Das sieht der Bundesgerichtshof (BGH) anders, berichtet die Verbraucherzentrale NRW. Nach dessen Urteil vom 29. 11. 2011 (Az.: XI ZR 370/10) zu missbräuchlichen Abhebungen müssen die Banken beweisen, dass das Geld mithilfe der Originalkarte aus dem Automaten gezogen worden ist. Denn nur dann könne davon ausgegangen werden, dass der Kunde Karte und Geheimnummer fahrlässig gemeinsam aufbewahrt habe.

Ist an einem Automaten Geld mit Karte und PIN abgehoben worden, so hatte der BGH in seiner bisherigen Rechtsprechung vermutet, dass der Kunde Karte und PIN zusammen aufbewahrt habe - Juristen sprechen vom so genannten Anscheinsbeweis. Ein solch besonders unvorsichtiges Verhalten führt dazu, dass der Kunde seinen Schaden selbst tragen muss. Bankkunden mussten diese Vermutung vor Gericht widerlegen, was ihnen oft nicht gelang. Im jetzt vorliegenden Urteil hat der BGH seine Rechtsprechung verfeinert. Das gemeinsame Aufbewahren von Karte und PIN könne nur dann vermutet werden, wenn bei der Abhebung die Originalkarte verwendet worden sei. Das müsse die Bank erst einmal beweisen. Sei das Geld dagegen mit PIN und Kartenkopie abgehoben worden, so könne das gemeinsame Aufbewahren nicht einfach vermutet werden. Es sei beispielsweise auch denkbar, dass Kriminelle durch Skimming an die PIN gelangt seien, der Kunde also gar nichts für das Ausspähen der PIN könne.
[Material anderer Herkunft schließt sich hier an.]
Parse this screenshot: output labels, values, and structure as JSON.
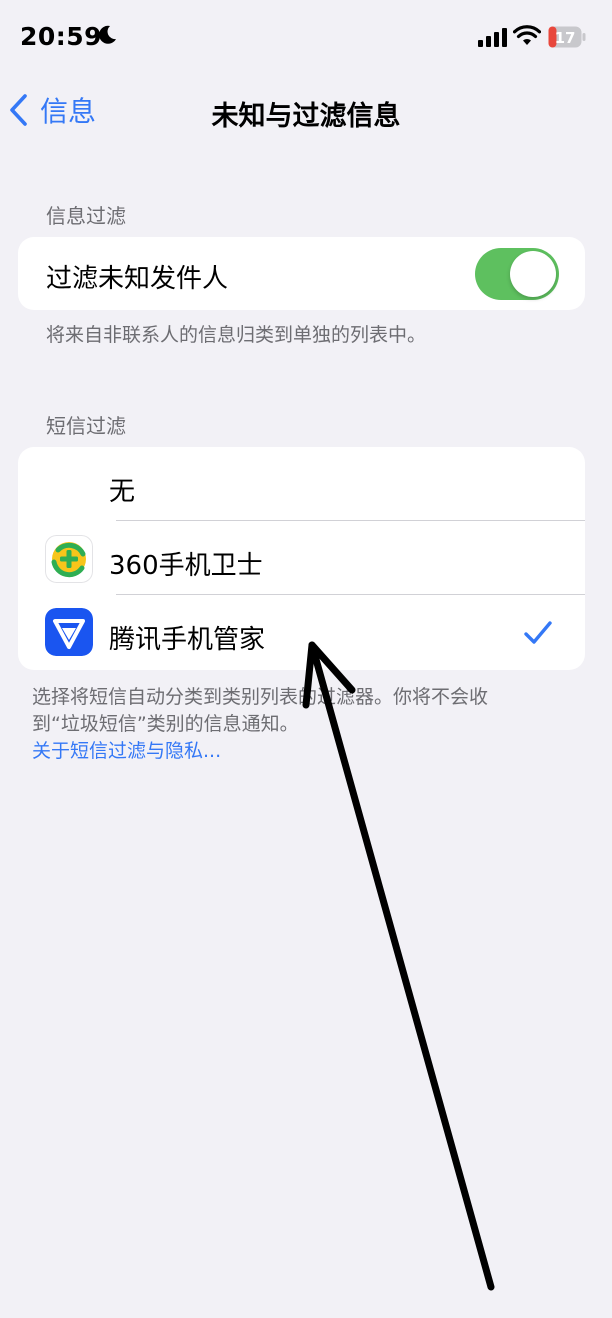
{
  "status_bar": {
    "time": "20:59",
    "battery_level": "17"
  },
  "nav": {
    "back_label": "信息",
    "title": "未知与过滤信息"
  },
  "message_filtering": {
    "header": "信息过滤",
    "toggle_label": "过滤未知发件人",
    "toggle_on": true,
    "footer": "将来自非联系人的信息归类到单独的列表中。"
  },
  "sms_filtering": {
    "header": "短信过滤",
    "options": [
      {
        "label": "无",
        "icon": "none"
      },
      {
        "label": "360手机卫士",
        "icon": "360-security-app-icon"
      },
      {
        "label": "腾讯手机管家",
        "icon": "tencent-manager-app-icon",
        "selected": true
      }
    ],
    "footer_line1": "选择将短信自动分类到类别列表的过滤器。你将不会收",
    "footer_line2": "到“垃圾短信”类别的信息通知。",
    "link": "关于短信过滤与隐私..."
  },
  "colors": {
    "accent": "#3478f6",
    "toggle_on": "#5ec05f",
    "background": "#f2f1f6"
  }
}
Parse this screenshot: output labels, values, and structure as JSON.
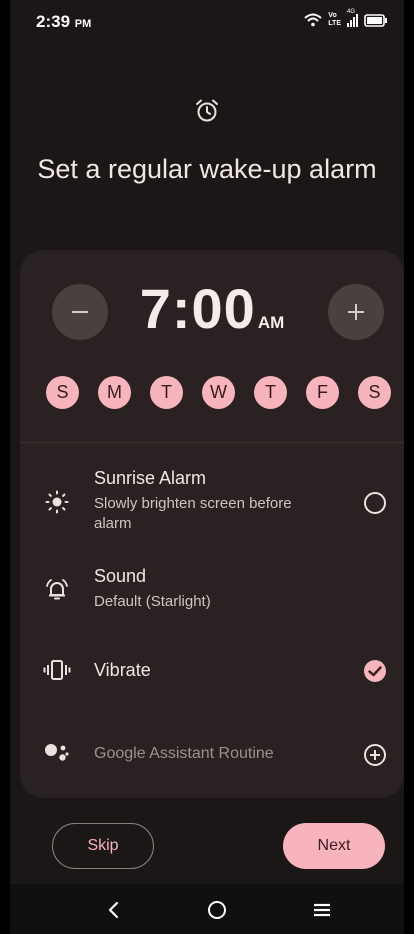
{
  "status_bar": {
    "time": "2:39",
    "ampm": "PM",
    "network_label_top": "Vo",
    "network_label_bottom": "LTE",
    "signal_label": "4G",
    "icons": [
      "wifi-icon",
      "volte-icon",
      "signal-icon",
      "battery-icon"
    ]
  },
  "header": {
    "icon": "alarm-clock-icon",
    "title": "Set a regular wake-up alarm"
  },
  "time_picker": {
    "time": "7:00",
    "ampm": "AM",
    "decrement_icon": "minus-icon",
    "increment_icon": "plus-icon"
  },
  "days": [
    {
      "label": "S",
      "selected": true
    },
    {
      "label": "M",
      "selected": true
    },
    {
      "label": "T",
      "selected": true
    },
    {
      "label": "W",
      "selected": true
    },
    {
      "label": "T",
      "selected": true
    },
    {
      "label": "F",
      "selected": true
    },
    {
      "label": "S",
      "selected": true
    }
  ],
  "options": {
    "sunrise": {
      "title": "Sunrise Alarm",
      "subtitle": "Slowly brighten screen before alarm",
      "icon": "brightness-icon",
      "checked": false
    },
    "sound": {
      "title": "Sound",
      "subtitle": "Default (Starlight)",
      "icon": "bell-ringing-icon"
    },
    "vibrate": {
      "title": "Vibrate",
      "icon": "vibrate-icon",
      "checked": true
    },
    "assistant": {
      "title": "Google Assistant Routine",
      "icon": "google-assistant-icon",
      "action_icon": "add-circle-icon"
    }
  },
  "footer": {
    "skip_label": "Skip",
    "next_label": "Next"
  },
  "nav_bar": {
    "icons": [
      "back-icon",
      "home-icon",
      "menu-icon"
    ]
  },
  "colors": {
    "background": "#1c1717",
    "card": "#2a2222",
    "accent_pink": "#f7b4bd",
    "button_gray": "#4a4040"
  }
}
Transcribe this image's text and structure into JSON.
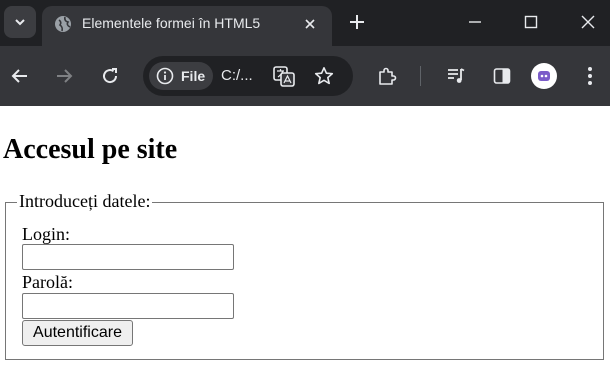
{
  "browser": {
    "tab_title": "Elementele formei în HTML5",
    "site_info_label": "File",
    "url": "C:/..."
  },
  "page": {
    "heading": "Accesul pe site",
    "form": {
      "legend": "Introduceți datele:",
      "login_label": "Login:",
      "login_value": "",
      "password_label": "Parolă:",
      "password_value": "",
      "submit_label": "Autentificare"
    }
  },
  "colors": {
    "tab_strip": "#202124",
    "toolbar": "#35363a",
    "profile_accent": "#7b5cc9"
  }
}
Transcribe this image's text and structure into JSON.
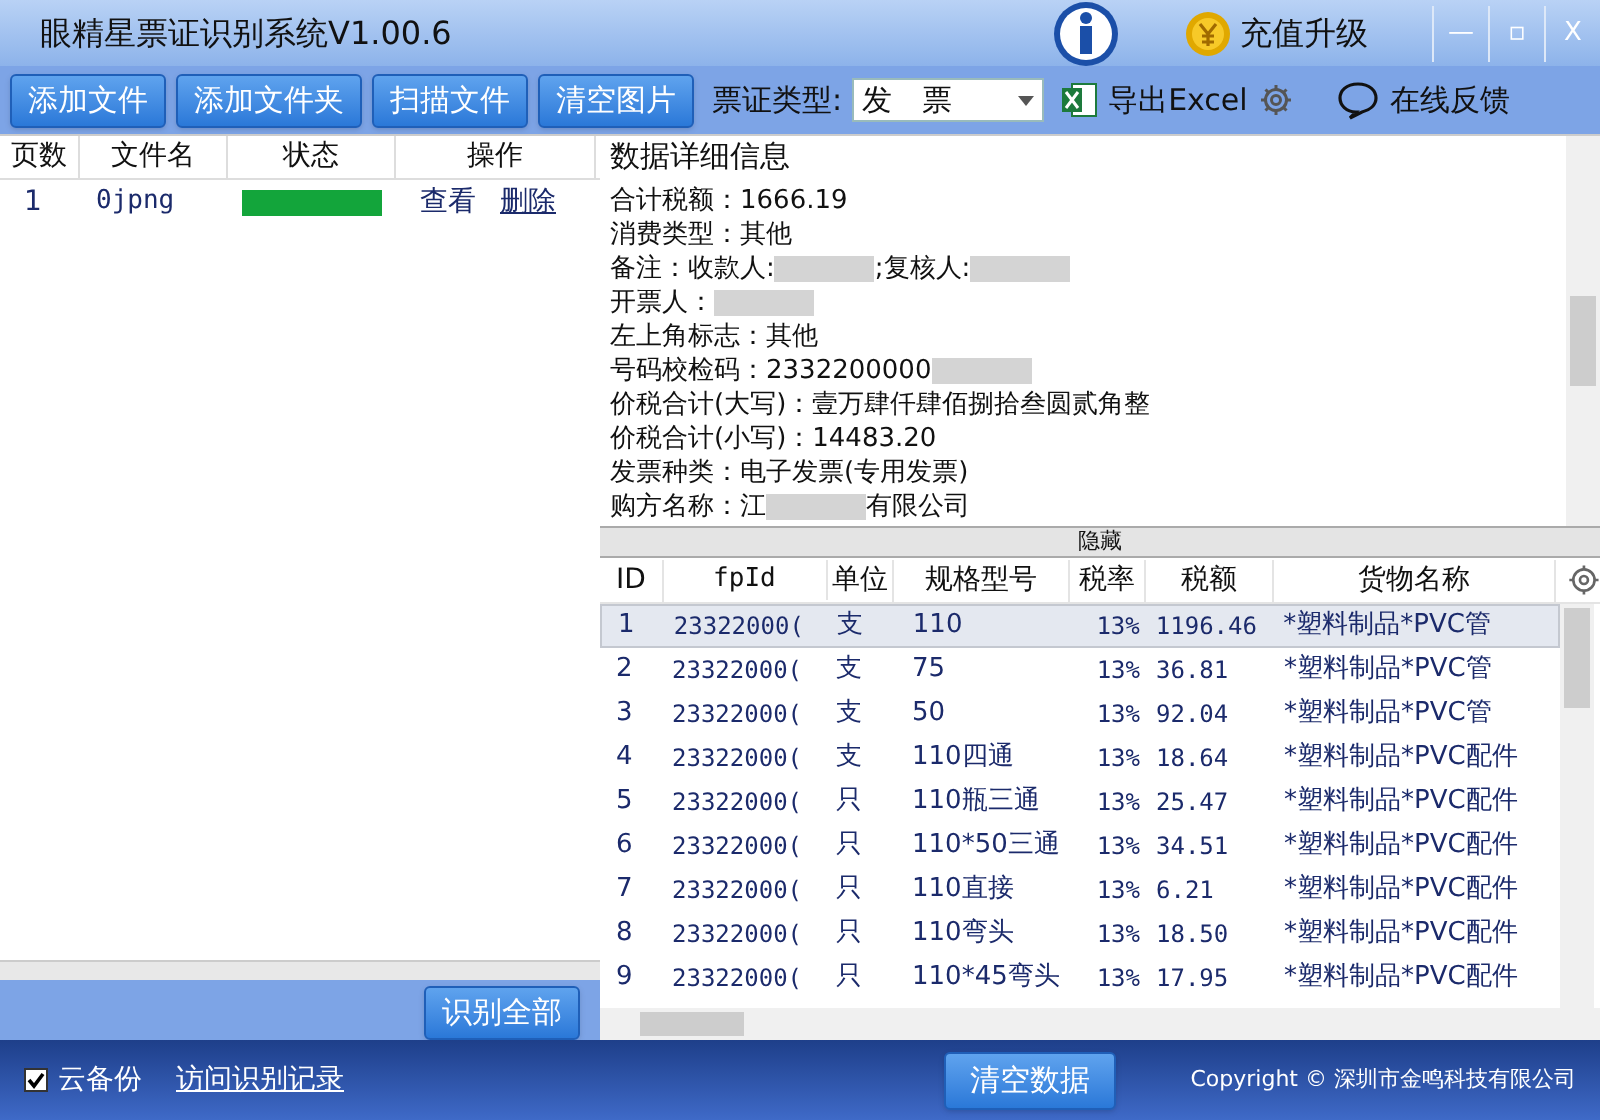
{
  "window": {
    "title": "眼精星票证识别系统V1.00.6",
    "upgrade": "充值升级",
    "controls": [
      "—",
      "▫",
      "X"
    ]
  },
  "toolbar": {
    "buttons": [
      "添加文件",
      "添加文件夹",
      "扫描文件",
      "清空图片"
    ],
    "type_label": "票证类型:",
    "type_value": "发　票",
    "export": "导出Excel",
    "feedback": "在线反馈"
  },
  "files": {
    "columns": [
      "页数",
      "文件名",
      "状态",
      "操作"
    ],
    "rows": [
      {
        "page": "1",
        "name": "0jpng",
        "level": 1,
        "view": "查看",
        "delete": "删除"
      }
    ],
    "recognize_all": "识别全部"
  },
  "details": {
    "title": "数据详细信息",
    "lines": [
      [
        {
          "kind": "text",
          "text": "合计税额：1666.19"
        }
      ],
      [
        {
          "kind": "text",
          "text": "消费类型：其他"
        }
      ],
      [
        {
          "kind": "text",
          "text": "备注：收款人:"
        },
        {
          "kind": "blur"
        },
        {
          "kind": "text",
          "text": ";复核人:"
        },
        {
          "kind": "blur"
        }
      ],
      [
        {
          "kind": "text",
          "text": "开票人："
        },
        {
          "kind": "blur"
        }
      ],
      [
        {
          "kind": "text",
          "text": "左上角标志：其他"
        }
      ],
      [
        {
          "kind": "text",
          "text": "号码校检码：2332200000"
        },
        {
          "kind": "blur"
        }
      ],
      [
        {
          "kind": "text",
          "text": "价税合计(大写)：壹万肆仟肆佰捌拾叁圆贰角整"
        }
      ],
      [
        {
          "kind": "text",
          "text": "价税合计(小写)：14483.20"
        }
      ],
      [
        {
          "kind": "text",
          "text": "发票种类：电子发票(专用发票)"
        }
      ],
      [
        {
          "kind": "text",
          "text": "购方名称：江"
        },
        {
          "kind": "blur"
        },
        {
          "kind": "text",
          "text": "有限公司"
        }
      ]
    ],
    "hide": "隐藏"
  },
  "items": {
    "columns": [
      "ID",
      "fpId",
      "单位",
      "规格型号",
      "税率",
      "税额",
      "货物名称"
    ],
    "rows": [
      {
        "selected": true,
        "cells": [
          "1",
          "23322000(",
          "支",
          "110",
          "13%",
          "1196.46",
          "*塑料制品*PVC管"
        ]
      },
      {
        "selected": false,
        "cells": [
          "2",
          "23322000(",
          "支",
          "75",
          "13%",
          "36.81",
          "*塑料制品*PVC管"
        ]
      },
      {
        "selected": false,
        "cells": [
          "3",
          "23322000(",
          "支",
          "50",
          "13%",
          "92.04",
          "*塑料制品*PVC管"
        ]
      },
      {
        "selected": false,
        "cells": [
          "4",
          "23322000(",
          "支",
          "110四通",
          "13%",
          "18.64",
          "*塑料制品*PVC配件"
        ]
      },
      {
        "selected": false,
        "cells": [
          "5",
          "23322000(",
          "只",
          "110瓶三通",
          "13%",
          "25.47",
          "*塑料制品*PVC配件"
        ]
      },
      {
        "selected": false,
        "cells": [
          "6",
          "23322000(",
          "只",
          "110*50三通",
          "13%",
          "34.51",
          "*塑料制品*PVC配件"
        ]
      },
      {
        "selected": false,
        "cells": [
          "7",
          "23322000(",
          "只",
          "110直接",
          "13%",
          "6.21",
          "*塑料制品*PVC配件"
        ]
      },
      {
        "selected": false,
        "cells": [
          "8",
          "23322000(",
          "只",
          "110弯头",
          "13%",
          "18.50",
          "*塑料制品*PVC配件"
        ]
      },
      {
        "selected": false,
        "cells": [
          "9",
          "23322000(",
          "只",
          "110*45弯头",
          "13%",
          "17.95",
          "*塑料制品*PVC配件"
        ]
      }
    ]
  },
  "footer": {
    "backup_label": "云备份",
    "backup_checked": true,
    "history": "访问识别记录",
    "clear": "清空数据",
    "copyright": "Copyright © 深圳市金鸣科技有限公司"
  }
}
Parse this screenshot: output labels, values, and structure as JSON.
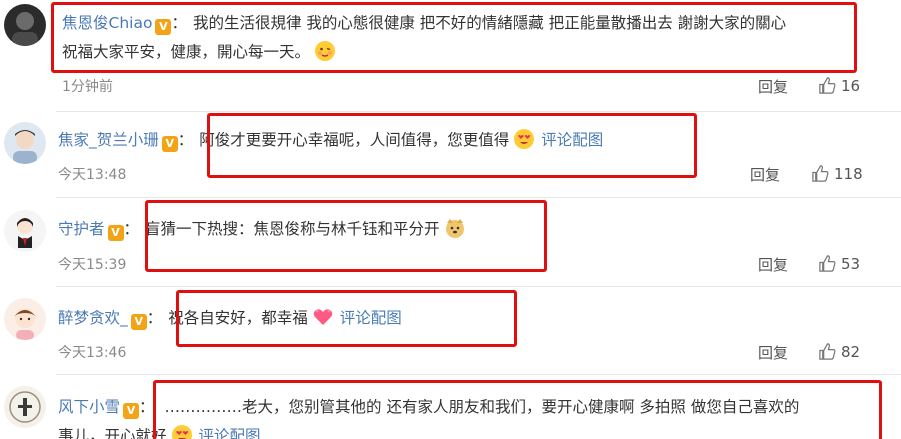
{
  "comments": [
    {
      "user": "焦恩俊Chiao",
      "badge": "V",
      "colon": "：",
      "text_line1": "我的生活很規律 我的心態很健康 把不好的情緒隱藏 把正能量散播出去 謝謝大家的關心",
      "text_line2": "祝福大家平安，健康，開心每一天。",
      "emoji": "blush-emoji-icon",
      "link": "",
      "time": "1分钟前",
      "reply": "回复",
      "likes": "16"
    },
    {
      "user": "焦家_贺兰小珊",
      "badge": "V",
      "colon": "：",
      "text_line1": "阿俊才更要开心幸福呢，人间值得，您更值得",
      "emoji": "heart-eyes-emoji-icon",
      "link": "评论配图",
      "time": "今天13:48",
      "reply": "回复",
      "likes": "118"
    },
    {
      "user": "守护者",
      "badge": "V",
      "colon": "：",
      "text_line1": "盲猜一下热搜：焦恩俊称与林千钰和平分开",
      "emoji": "doge-emoji-icon",
      "link": "",
      "time": "今天15:39",
      "reply": "回复",
      "likes": "53"
    },
    {
      "user": "醉梦贪欢_",
      "badge": "V",
      "colon": "：",
      "text_line1": "祝各自安好，都幸福",
      "emoji": "hearts-emoji-icon",
      "link": "评论配图",
      "time": "今天13:46",
      "reply": "回复",
      "likes": "82"
    },
    {
      "user": "风下小雪",
      "badge": "V",
      "colon": "：",
      "text_line1": "……………老大，您别管其他的 还有家人朋友和我们，要开心健康啊 多拍照 做您自己喜欢的",
      "text_line2": "事儿，开心就好",
      "emoji": "heart-eyes-emoji-icon",
      "link": "评论配图"
    }
  ],
  "colors": {
    "username": "#4a7ab5",
    "highlight_box": "#e01010",
    "badge": "#f2a416"
  }
}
Die Verbraucherzentrale fordert weiterhin eine klare gesetzliche Regelung, die der Bank in jedem Fall die Beweislast für ein grob fahrlässiges Verhalten des Kunden auferlegt. Denn die Folgen eines solchen besonders unvorsichtigen Verhaltens sind hart: der Bankkunde muss den gesamten Schaden durch missbräuchliche Abbuchungen selbst tragen. In ihren Allgemeinen Geschäftsbedingungen - dem Kleingedruckten - hatte die Bank auch festgelegt, dass der Kunde selbst für alle Abhebungen bis zum Eintreffen der Verlustmeldung nur mit 50 Euro haftet. Der BGH legte diese Klausel so aus, dass sie auch gilt, wenn der Kunde seine Sorgfaltspflichten verletzt hat. Das bedeutet: Selbst wenn er schuldhaft gehandelt, also Karte und PIN zusammen aufbewahrt hat, muss er lediglich 50 Euro selbst tragen.